The latest regulations comprise of three main mandates for IoT manufacturers. Firstly, all consumer IoT device passwords must be unique and not resettable to universal factory settings. This makes it exponentially more difficult for unauthorised parties to gain access to devices. IoT device manufacturers must also provide a public point of contact so that anyone can report a flaw, to be “acted on in a timely manner”. Finally, manufacturers must also explicitly state the minimum length of time for which devices will receive security updates at the point of sale.

Where the cracks lie-

These regulations are a good baseline for increasing basic security measures, particularly when it comes to individual devices. However, these requirements are set to cause issues within the IoT industry, especially when it comes to how they might work on the global IoT stage. With governments across the world having their own standardisations and regulations, any kind of individual rule of law may create contention when it comes to rolling out products on an international scale. This may hinder the development of the IoT industry more broadly, if companies are having to adhere to fragmented sets of regulations which will increase manufacturing costs and time to market. According to Hogan Lovells,the EU is currently leading the way when it comes to IoT regulatory guidelines, but what happens when China and the US create their own set of legally binding rules? 

The latest UK regulations could see manufacturers ‘lowballing’ estimates of security lifetimes as a way of complying with incoming laws, in order to avoid any associated costs. This may also be difficult where some products have differing security lifetimes as opposed to other regions, leading to possible corporate damage. And for smaller businesses, the obligations are even more challenging. In order to comply, they will face high costs in having to set unique passwords for every device and to deal with end-user troubleshooting issues and requests. 

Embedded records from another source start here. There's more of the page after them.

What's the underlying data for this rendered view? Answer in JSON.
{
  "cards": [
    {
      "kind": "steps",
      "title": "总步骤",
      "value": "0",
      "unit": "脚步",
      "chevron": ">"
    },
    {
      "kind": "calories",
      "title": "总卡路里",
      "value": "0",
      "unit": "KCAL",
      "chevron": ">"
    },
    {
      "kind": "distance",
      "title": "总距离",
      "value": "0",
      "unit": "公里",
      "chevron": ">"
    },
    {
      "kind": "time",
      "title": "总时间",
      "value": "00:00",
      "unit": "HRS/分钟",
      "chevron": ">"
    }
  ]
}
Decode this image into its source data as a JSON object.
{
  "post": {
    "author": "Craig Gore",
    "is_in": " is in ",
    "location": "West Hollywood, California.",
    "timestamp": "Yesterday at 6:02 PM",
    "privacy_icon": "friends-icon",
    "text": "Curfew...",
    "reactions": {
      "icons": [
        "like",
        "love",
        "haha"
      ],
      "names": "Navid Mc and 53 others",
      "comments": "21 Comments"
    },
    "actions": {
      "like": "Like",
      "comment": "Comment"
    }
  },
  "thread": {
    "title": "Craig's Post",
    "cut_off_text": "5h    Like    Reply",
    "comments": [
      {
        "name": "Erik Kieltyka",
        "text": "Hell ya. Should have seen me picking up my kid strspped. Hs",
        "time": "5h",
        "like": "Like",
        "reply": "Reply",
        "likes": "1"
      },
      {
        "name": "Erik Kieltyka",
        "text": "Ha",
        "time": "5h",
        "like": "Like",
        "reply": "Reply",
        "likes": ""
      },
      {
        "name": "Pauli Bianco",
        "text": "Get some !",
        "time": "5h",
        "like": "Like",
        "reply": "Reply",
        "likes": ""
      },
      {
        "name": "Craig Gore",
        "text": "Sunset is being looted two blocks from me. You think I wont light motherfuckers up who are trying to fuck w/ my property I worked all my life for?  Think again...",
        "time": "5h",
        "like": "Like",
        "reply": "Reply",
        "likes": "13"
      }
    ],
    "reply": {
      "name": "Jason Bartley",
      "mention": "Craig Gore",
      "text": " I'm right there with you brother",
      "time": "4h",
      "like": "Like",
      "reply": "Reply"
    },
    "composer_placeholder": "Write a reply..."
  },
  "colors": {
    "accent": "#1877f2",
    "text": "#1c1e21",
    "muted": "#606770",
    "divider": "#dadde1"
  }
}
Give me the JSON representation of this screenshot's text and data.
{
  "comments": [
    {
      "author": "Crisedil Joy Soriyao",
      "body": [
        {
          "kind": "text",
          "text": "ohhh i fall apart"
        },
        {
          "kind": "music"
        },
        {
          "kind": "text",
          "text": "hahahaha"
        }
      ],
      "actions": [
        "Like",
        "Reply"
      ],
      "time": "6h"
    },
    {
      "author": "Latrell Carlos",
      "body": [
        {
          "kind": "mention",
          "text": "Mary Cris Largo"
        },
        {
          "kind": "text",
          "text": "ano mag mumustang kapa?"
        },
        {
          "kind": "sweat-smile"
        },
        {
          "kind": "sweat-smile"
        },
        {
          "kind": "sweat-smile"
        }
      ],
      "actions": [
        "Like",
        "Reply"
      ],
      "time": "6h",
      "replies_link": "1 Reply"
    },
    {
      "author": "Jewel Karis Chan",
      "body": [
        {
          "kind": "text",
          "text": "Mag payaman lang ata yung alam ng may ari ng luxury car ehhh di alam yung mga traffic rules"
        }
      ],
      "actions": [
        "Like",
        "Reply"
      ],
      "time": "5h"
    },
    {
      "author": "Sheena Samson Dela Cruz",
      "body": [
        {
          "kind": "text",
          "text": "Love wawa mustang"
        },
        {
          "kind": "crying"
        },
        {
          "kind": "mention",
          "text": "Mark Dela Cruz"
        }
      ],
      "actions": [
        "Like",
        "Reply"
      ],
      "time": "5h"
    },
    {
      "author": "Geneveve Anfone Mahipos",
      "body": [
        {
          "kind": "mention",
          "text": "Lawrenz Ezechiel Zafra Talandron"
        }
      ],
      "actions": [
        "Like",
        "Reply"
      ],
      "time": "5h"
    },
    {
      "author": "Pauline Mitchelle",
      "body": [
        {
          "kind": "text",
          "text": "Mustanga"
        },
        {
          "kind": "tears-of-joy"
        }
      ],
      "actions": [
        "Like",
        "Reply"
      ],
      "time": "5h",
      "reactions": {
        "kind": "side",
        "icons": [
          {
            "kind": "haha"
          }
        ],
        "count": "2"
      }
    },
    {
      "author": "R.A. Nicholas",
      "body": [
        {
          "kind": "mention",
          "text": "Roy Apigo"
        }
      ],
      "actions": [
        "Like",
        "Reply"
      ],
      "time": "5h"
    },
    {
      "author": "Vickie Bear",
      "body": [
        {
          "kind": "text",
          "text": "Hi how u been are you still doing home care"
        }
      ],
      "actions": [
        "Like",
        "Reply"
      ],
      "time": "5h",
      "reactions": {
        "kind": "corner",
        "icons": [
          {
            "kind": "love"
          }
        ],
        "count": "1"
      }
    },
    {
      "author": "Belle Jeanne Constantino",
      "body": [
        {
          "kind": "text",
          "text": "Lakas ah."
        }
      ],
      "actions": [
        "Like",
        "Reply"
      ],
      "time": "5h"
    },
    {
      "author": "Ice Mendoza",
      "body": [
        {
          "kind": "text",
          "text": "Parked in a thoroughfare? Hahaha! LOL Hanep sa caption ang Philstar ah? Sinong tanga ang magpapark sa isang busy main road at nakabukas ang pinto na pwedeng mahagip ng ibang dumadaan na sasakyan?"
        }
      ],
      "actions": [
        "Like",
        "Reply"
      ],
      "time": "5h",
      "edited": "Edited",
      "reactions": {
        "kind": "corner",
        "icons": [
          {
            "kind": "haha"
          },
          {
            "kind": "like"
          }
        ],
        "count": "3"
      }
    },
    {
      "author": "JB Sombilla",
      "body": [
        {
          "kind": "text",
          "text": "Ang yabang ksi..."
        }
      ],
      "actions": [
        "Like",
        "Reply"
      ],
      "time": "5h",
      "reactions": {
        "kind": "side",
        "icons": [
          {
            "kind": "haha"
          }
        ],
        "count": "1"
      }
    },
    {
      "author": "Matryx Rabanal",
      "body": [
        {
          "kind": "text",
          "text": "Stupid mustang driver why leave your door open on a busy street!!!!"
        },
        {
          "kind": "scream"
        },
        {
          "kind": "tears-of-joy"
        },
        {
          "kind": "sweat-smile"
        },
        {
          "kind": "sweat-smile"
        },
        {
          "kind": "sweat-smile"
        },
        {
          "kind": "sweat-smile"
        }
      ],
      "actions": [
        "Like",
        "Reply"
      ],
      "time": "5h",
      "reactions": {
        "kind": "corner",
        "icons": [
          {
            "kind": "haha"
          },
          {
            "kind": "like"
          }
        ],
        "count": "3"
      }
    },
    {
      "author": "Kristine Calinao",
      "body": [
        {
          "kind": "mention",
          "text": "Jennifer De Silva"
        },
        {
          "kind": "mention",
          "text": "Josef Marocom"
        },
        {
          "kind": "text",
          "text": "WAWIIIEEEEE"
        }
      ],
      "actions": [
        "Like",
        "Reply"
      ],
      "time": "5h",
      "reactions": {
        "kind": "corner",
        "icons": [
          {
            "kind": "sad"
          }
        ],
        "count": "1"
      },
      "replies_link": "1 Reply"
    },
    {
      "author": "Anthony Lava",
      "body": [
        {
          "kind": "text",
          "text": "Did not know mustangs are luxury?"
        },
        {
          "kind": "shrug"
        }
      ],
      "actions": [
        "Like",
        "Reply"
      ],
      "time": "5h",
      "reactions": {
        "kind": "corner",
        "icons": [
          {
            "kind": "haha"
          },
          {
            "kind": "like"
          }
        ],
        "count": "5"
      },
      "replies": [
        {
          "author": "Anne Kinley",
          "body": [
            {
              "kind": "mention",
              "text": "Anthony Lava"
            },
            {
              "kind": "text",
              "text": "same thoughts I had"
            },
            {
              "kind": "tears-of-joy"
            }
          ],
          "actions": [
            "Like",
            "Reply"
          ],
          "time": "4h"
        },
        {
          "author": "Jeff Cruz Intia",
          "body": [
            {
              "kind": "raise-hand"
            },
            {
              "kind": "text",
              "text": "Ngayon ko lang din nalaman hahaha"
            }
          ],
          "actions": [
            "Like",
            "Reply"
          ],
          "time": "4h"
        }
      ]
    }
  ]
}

At present, without repercussions for failing to protect their customers, manufacturers of connected devices will simply carry on as they have to date, especially when vast numbers of IoT products are developed outside of this legislation’s geography. The fragmentation may also create a situation where having to tailor the design or production of IoT devices for different regulations will disincentivise businesses from offering IoT devices in certain places because of such conflicts. As 5G technologies become more and more widespread, the ill development of the IoT may lead to damaging economic impact if a country were to fall behind. Because technology is changing faster than regulators can keep up, it’s time for the industry to reflect and look at how they can lead the charge themselves.

A revolution from within-

Industry moves a lot quicker than government. Businesses need to be at the forefront of security in order to promote a culture of protection. Lessons should be taken from the financial industry, which introduced the Payment Card Industry Data Security Standard to create a living, industry-based certification. The Standard protects user data and helps to prevent fraud, and anyone that falls foul of hackers or isn’t following the standard then faces financial penalties. According to Varonis, these can be anywhere from $5,000 to $100,000 per month until the merchants achieve compliance.  

Formed in 2004 by Visa, MasterCard, Discover Financial Services, JCB International and American Express, and governed by the Payment Card Industry Security Standards Council (PCI SSC), the compliance scheme aims to secure credit and debit card transactions against data theft and fraud. The standards are an example of an industry own solution, which is globally recognised and successful in ensuring the industry holds itself to account to keep consumers safe.

With over 90% of 331 IoT manufacturers supplying the UK market not possessing a comprehensive vulnerability disclosure programme, the industry is simply not moving fast enough. The IoT industry must embrace the revolution for themselves, just as the financial industry did, rather than being led by the government. This will prevent the roadblocks that are already forming, which are threatening to derail the industry completely.